FOLHA DE SP - 04/01
Assisti ao balé "O Quebra-Nozes", de Tchaikóvski, umas cinco vezes ao longo da infância, sempre no Teatro alla Scala, de Milão. E sempre em dezembro.
Resumindo a história, uma menina, Clara, pede, como presente de Natal, um quebra-nozes que tem a aparência de um soldado. O irmão de Clara quebra o braço do quebra-nozes, e Clara tenta consolar seu brinquedo. Enfim, ela sonha: chega um exército de ratazanas, e o quebra-nozes lidera os soldados que a protegem. Quando Clara acorda, ela encontra alguém que é exatamente o quebra-nozes do sonho.
Pelos sentimentos um pouco melados, pelo clima mágico e pela circunstância (o quebra-nozes é um presente de Natal e as nozes são um tira-gosto natalino), o "Quebra-Nozes" se tornou o espetáculo de Natal por definição mundo afora (no mês de dezembro inteiro, o balé da cidade de Nova York apresentou o "Quebra-Nozes", como a cada ano).
Para as crianças, à condição de elas saberem um pouco a história, o balé de Tchaikóvski não é chato. E os pais gostam de mostrar uma obra de arte a seus rebentos. Mas o que resta de uma obra de arte quando ela se torna um clichê?
Uma nota dos "Diários Íntimos" de Baudelaire diz: "Créer un poncif, c'ést le génie. Je dois créer un poncif" –criar um clichê, esse é o gênio. Preciso criar um clichê.
Nota: "poncif" é uma folha estêncil, "clichê" é uma folha estereotipada ou uma chapa fotográfica de negativo: instrumentos de repetição infinita do mesmo.
Vinda de Baudelaire, a frase talvez fosse irônica. Mas entendo que, mesmo ironicamente, ele tivesse a ambição de criar um clichê, como se essa fosse a marca do sucesso cultural.
Agora, não acho que um autor sozinho, mesmo do tamanho de Baudelaire, possa criar um clichê. Os clichês são o resultado de esforços coletivos e se afirmam porque prometem uma gratificação para todos.
O Natal, por exemplo, é um extraordinário clichê. A cada ano, desencadeado pela aproximação da festa religiosa, ele volta com o mesmo pacote de afetos e com a mesma aura. O Natal nos gratifica a todos nos fazendo acreditar que somos MUITO melhores do que somos –"melhores" significa aqui mais generosos, bondosos, caritativos e solidários.
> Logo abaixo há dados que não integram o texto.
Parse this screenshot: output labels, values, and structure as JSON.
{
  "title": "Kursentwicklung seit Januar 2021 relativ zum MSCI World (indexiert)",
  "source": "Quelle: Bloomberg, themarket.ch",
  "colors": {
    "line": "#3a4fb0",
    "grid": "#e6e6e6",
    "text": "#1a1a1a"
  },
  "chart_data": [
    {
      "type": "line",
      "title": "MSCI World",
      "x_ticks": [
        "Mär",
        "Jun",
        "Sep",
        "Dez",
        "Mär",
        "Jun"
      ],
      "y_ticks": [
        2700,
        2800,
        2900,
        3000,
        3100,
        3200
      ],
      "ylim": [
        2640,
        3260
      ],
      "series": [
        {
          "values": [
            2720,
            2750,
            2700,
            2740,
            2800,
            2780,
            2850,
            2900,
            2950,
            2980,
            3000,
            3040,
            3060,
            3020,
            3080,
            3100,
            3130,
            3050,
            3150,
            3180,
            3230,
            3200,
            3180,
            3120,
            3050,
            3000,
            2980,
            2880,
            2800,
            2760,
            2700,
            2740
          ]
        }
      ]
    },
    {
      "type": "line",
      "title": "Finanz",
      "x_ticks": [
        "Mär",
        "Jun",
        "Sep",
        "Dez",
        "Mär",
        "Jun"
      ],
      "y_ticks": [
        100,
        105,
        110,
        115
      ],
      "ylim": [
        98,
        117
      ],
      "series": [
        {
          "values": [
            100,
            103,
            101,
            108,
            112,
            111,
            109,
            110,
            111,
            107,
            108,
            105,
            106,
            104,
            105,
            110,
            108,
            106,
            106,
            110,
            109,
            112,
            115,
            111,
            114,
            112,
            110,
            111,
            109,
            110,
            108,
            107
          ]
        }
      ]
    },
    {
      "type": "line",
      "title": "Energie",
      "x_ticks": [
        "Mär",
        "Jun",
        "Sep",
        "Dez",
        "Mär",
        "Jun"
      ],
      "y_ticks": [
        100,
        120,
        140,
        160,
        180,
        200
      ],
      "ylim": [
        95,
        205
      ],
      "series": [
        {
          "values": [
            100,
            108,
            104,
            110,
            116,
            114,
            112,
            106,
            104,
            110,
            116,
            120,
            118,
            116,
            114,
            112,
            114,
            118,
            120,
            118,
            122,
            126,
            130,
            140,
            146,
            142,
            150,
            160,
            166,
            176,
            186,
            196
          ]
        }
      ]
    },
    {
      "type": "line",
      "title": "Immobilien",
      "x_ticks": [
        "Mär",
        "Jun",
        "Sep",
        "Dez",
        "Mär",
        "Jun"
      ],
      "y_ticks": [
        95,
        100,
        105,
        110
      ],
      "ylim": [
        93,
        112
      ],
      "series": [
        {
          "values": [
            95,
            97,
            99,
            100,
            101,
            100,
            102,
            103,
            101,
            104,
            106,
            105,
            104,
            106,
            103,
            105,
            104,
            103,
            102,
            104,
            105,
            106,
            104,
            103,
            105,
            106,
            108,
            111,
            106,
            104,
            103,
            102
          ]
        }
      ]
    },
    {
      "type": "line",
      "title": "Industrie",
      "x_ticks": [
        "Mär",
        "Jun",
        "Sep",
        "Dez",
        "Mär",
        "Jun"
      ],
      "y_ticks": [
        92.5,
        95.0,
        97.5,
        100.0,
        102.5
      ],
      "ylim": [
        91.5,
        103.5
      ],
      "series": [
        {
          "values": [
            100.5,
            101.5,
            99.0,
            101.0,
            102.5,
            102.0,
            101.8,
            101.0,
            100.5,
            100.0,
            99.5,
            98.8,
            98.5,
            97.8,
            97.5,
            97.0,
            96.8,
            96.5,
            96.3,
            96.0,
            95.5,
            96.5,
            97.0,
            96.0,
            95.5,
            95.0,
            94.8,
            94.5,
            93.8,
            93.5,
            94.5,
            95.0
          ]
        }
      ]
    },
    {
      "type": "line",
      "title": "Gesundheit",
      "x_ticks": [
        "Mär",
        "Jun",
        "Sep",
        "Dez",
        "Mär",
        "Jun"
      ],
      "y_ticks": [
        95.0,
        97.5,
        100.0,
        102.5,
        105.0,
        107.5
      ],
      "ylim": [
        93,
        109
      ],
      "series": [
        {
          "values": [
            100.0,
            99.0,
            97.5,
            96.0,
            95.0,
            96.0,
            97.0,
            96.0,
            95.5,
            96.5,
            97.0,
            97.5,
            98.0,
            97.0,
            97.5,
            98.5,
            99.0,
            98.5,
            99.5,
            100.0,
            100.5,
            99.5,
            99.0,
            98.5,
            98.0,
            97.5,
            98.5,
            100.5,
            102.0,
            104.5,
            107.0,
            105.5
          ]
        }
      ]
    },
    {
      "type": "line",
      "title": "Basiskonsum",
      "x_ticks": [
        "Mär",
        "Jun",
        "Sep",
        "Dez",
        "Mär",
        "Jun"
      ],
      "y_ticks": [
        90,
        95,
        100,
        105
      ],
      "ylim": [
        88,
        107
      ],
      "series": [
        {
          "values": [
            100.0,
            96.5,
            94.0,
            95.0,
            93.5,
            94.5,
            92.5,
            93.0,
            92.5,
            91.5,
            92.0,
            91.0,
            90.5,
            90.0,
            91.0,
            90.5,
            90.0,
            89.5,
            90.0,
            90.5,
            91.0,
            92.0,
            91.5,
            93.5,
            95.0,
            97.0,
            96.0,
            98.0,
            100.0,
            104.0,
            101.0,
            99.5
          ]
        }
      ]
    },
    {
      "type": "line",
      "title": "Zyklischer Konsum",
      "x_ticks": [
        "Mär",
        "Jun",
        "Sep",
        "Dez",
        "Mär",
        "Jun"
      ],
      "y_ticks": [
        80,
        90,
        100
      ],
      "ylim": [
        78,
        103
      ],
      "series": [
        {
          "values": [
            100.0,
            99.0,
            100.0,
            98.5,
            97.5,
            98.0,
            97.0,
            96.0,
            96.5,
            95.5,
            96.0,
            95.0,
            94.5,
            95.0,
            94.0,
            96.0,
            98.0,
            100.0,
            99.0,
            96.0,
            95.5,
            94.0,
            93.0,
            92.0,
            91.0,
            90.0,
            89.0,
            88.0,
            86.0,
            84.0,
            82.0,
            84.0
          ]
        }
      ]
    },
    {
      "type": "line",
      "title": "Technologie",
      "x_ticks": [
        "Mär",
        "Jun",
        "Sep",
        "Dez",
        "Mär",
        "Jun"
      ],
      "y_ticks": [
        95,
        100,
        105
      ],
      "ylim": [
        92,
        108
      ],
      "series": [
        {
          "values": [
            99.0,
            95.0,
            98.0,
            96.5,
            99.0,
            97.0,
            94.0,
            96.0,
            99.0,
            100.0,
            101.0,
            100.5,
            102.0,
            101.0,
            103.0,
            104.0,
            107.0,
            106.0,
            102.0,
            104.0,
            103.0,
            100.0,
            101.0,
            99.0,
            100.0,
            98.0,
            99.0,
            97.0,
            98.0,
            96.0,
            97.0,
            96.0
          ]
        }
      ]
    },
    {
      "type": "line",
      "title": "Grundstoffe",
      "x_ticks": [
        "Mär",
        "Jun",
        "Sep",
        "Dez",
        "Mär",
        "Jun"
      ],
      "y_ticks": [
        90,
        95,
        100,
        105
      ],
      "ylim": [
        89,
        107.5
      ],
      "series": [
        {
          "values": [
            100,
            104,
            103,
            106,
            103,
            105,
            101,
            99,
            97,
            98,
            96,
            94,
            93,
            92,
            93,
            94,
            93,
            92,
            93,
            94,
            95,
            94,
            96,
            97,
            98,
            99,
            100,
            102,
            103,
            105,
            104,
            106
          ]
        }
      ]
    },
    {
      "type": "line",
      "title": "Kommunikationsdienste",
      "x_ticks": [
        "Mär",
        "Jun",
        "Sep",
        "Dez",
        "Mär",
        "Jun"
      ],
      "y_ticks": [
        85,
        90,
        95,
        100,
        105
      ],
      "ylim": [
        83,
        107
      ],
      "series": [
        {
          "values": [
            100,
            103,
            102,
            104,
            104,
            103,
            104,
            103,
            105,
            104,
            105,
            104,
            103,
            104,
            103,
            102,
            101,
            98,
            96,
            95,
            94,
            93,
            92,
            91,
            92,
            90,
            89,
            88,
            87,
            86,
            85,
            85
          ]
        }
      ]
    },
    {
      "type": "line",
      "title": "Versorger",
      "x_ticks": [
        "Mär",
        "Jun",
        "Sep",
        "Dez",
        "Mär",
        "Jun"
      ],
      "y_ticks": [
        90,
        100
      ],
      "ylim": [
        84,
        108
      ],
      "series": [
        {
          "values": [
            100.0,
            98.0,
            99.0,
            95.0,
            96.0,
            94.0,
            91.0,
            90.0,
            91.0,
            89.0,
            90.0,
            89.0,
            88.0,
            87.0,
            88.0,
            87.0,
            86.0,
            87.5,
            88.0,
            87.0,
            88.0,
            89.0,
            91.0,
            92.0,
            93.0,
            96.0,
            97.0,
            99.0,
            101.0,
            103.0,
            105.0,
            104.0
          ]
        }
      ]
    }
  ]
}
Os votos para o Ano-Novo, aliás, são outro clichê, preparado pelo clichê de Natal,
Nova York, nesta estação, é o clichê dos clichês de Natal. Os turistas deixam suas cidades decoradas de luzes, papais noéis e árvores de Natal para passear na cidade que tem a reputação de ser a mais decorada de todas.
Para os brasileiros, Nova York, nestes dias, é um imenso shopping enfeitado para o Natal, só que ao ar livre e onde, pelo frio, a neve e as renas fazem sentido. Como os shoppings brasileiros, Nova York inteira está imersa numa trilha sonora natalina permanente, da qual não há como escapar. Por sorte, em Nova York, as sirenes de ambulâncias, polícia e bombeiros quebram frequentemente o encanto, lembrando que a vida real ainda existe, atrás de "Jingle Bells" e "Noite Feliz".
Pela primeira vez na vida, fui ver as vitrines da Saks, loja de departamento na Quinta Avenida. A calçada é tomada por famílias de turistas numa espécie de sorriso congelado, não se sabe se é pela temperatura ou pelo êxtase do espírito de Natal –que inclui os olhos arregalados pela maravilha (do milagre, dos presentes, da bondade possível e das mercadorias nos mostruários das lojas).
Pois bem, as vitrines da Saks são péssimas ou, no mínimo, ordinárias –nada melhor do que cada turista já viu num comércio qualquer de sua cidade de origem. Neste ano, são cenas de "Branca de Neve e os Sete Anões", com algumas personagens se movimentando levemente.
"Branca de Neve" da Disney como decoração natalina é um clichê dentro de um clichê. E isso torna as vitrines da Saks ainda mais encantadoras aos olhos dos turistas e dos nova-iorquinos que desfilam sorrindo para contemplá-las, pois o que eles procuram não é nenhum prazer estético, mas apenas a confirmação do clichê, sua repetição.
Mas o que a gente ganha com o clichê? No caso do Natal, a convicção de sermos todos bons, "no fundo"? Uma sensação de estabilidade, porque o clichê volta a cada ano?
Talvez. Mas suspeito que o maior atrativo do clichê seja seu caráter quase universal: basta aderir ao clichê para fazer parte de uma coletividade. Melhor todos juntos no clichê do que cada um tendo que pensar por sua conta. Não é? (estou sendo irônico, tá?)